Kofi Annan, Lakhdar Brahimi and Mokhtar Lamani |
THE FACT: Joint UN-Arab League troubleshooter Lakhdar Brahimi will Friday
update the UN Security Council on the situation in Syria.
THE BUZZ: Brahimi hopes to be mandated as
a UN envoy without any official link to the Arab League.
THE WHISPER: Brahimi will Friday do a Kofi Annan and be relieved
by his deputy Mokhtar
Lamani.
Brahimi, who is
expected to offer the Security Council another bleak Syria report on Friday,
reportedly feels the Arab League’s recognition of the Syrian opposition has
undermined his role as a joint mediator.
"The joint special
representative feels the Arab League approach makes it difficult for him to
carry out his mandate," a diplomat told Reuters on condition of anonymity.
"He feels that it
would be best to be associated only with the United Nations at this point to
ensure his neutrality."
There have been rumors
circulating for weeks that Brahimi might resign, though diplomats told Reuters his preference was to remain
involved in Syrian peace efforts through the United Nations, an organization he
has worked with for decades.
His predecessor, former
U.N. Secretary-General Kofi Annan, resigned last August in frustration at the
inability of the Security Council to unite behind his calls for an end to the
violence and a peaceful political transition
The Syrian Opposition
Coalition, recognized by the Arab League as the sole representative for Syria, attended
the Arab summit and opened its first embassy in Doha last month in a diplomatic
blow to President Bashar al-Assad’s regime.
The
pro-Assad Lebanese daily, al-Akhbar, is
adamant today that Brahimi will
definitely tender his resignation on Friday, “leaving the task to his
second-in-command, Mokhtar Lamani.”
Al-Akhbar
journalist Radwan Mortada quotes unnamed sources as saying Brahimi’s
resignation at Friday’s closed session of the Security Council “is now
inevitable.” And Brahimi’s deputy Mokhtar Lamani would most likely take over
the Syria peace-brokering mission.
Distinguished
Moroccan career diplomat Lamani currently heads Brahimi’s Damascus office.
A
Senior Visiting Fellow at the Center for International Governance Innovation
(CIGI, Canada, Ontario), Lamani served in 2006 as Special Representative of the
Arab League in Iraq, where he tried to persuade its bitterly
divided Shiite, Kurdish and Sunni leaders to make peace.
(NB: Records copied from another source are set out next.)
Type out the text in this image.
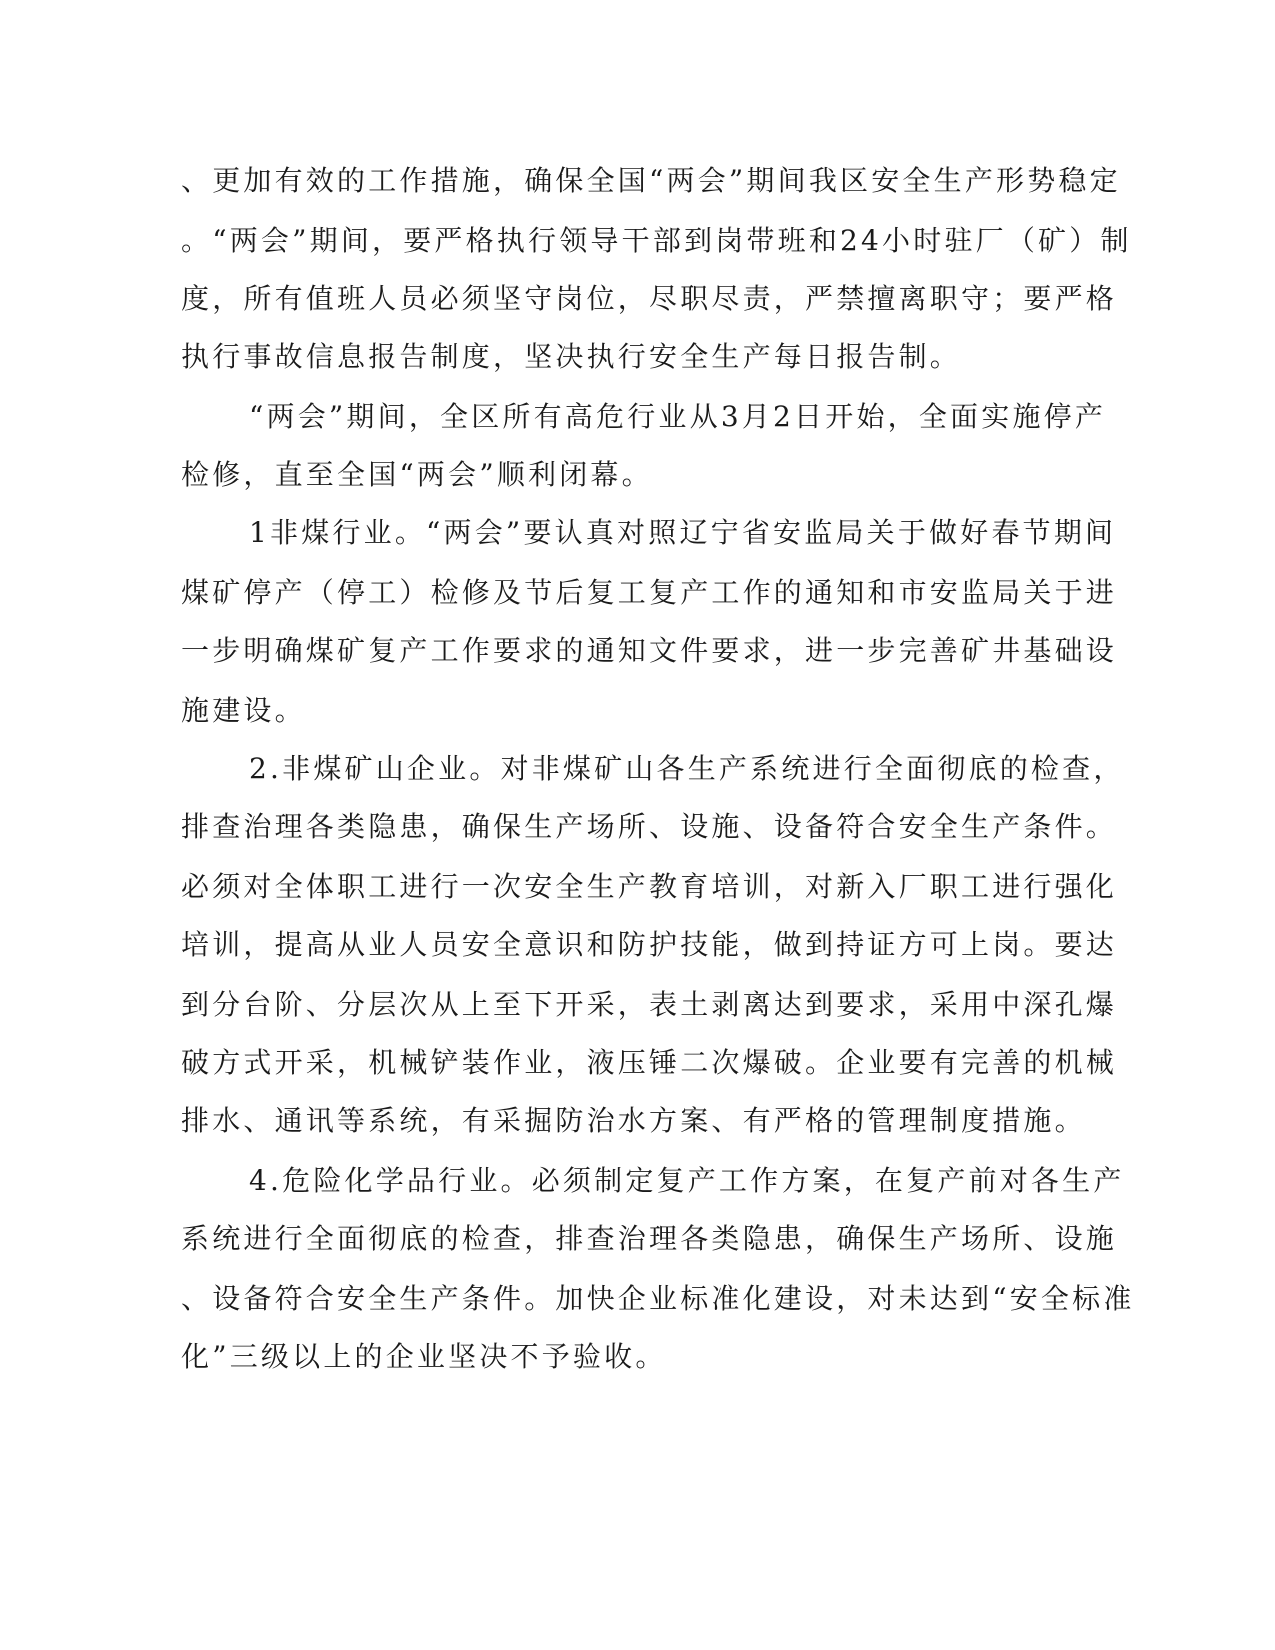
、更加有效的工作措施，确保全国“两会”期间我区安全生产形势稳定
。“两会”期间，要严格执行领导干部到岗带班和24小时驻厂（矿）制
度，所有值班人员必须坚守岗位，尽职尽责，严禁擅离职守；要严格
执行事故信息报告制度，坚决执行安全生产每日报告制。
“两会”期间，全区所有高危行业从3月2日开始，全面实施停产
检修，直至全国“两会”顺利闭幕。
1非煤行业。“两会”要认真对照辽宁省安监局关于做好春节期间
煤矿停产（停工）检修及节后复工复产工作的通知和市安监局关于进
一步明确煤矿复产工作要求的通知文件要求，进一步完善矿井基础设
施建设。
2.非煤矿山企业。对非煤矿山各生产系统进行全面彻底的检查，
排查治理各类隐患，确保生产场所、设施、设备符合安全生产条件。
必须对全体职工进行一次安全生产教育培训，对新入厂职工进行强化
培训，提高从业人员安全意识和防护技能，做到持证方可上岗。要达
到分台阶、分层次从上至下开采，表土剥离达到要求，采用中深孔爆
破方式开采，机械铲装作业，液压锤二次爆破。企业要有完善的机械
排水、通讯等系统，有采掘防治水方案、有严格的管理制度措施。
4.危险化学品行业。必须制定复产工作方案，在复产前对各生产
系统进行全面彻底的检查，排查治理各类隐患，确保生产场所、设施
、设备符合安全生产条件。加快企业标准化建设，对未达到“安全标准
化”三级以上的企业坚决不予验收。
He failed and resigned
in February 2007.
Mortada
quotes extensively from a January 2007 think piece by al-Akhbar co-founder, the late Michel Samaha, blaming Lamani’s
resignation then on
feeble
support from the Arab governments that hired him.
In his Jan. 22, 2007,
resignation letter, a copy of which he gave to The Associated Press, Lamani
said of the Iraqi leaders: "My only problem was their own relations with
each other, their strong feeling that each is a victim of the other."
He also faulted the
Arab League member-states, telling AP they did not give Iraq "the
necessary priority or seriousness." Arab governments were so detached from
Iraq that it was "as if it were on the moon," he said.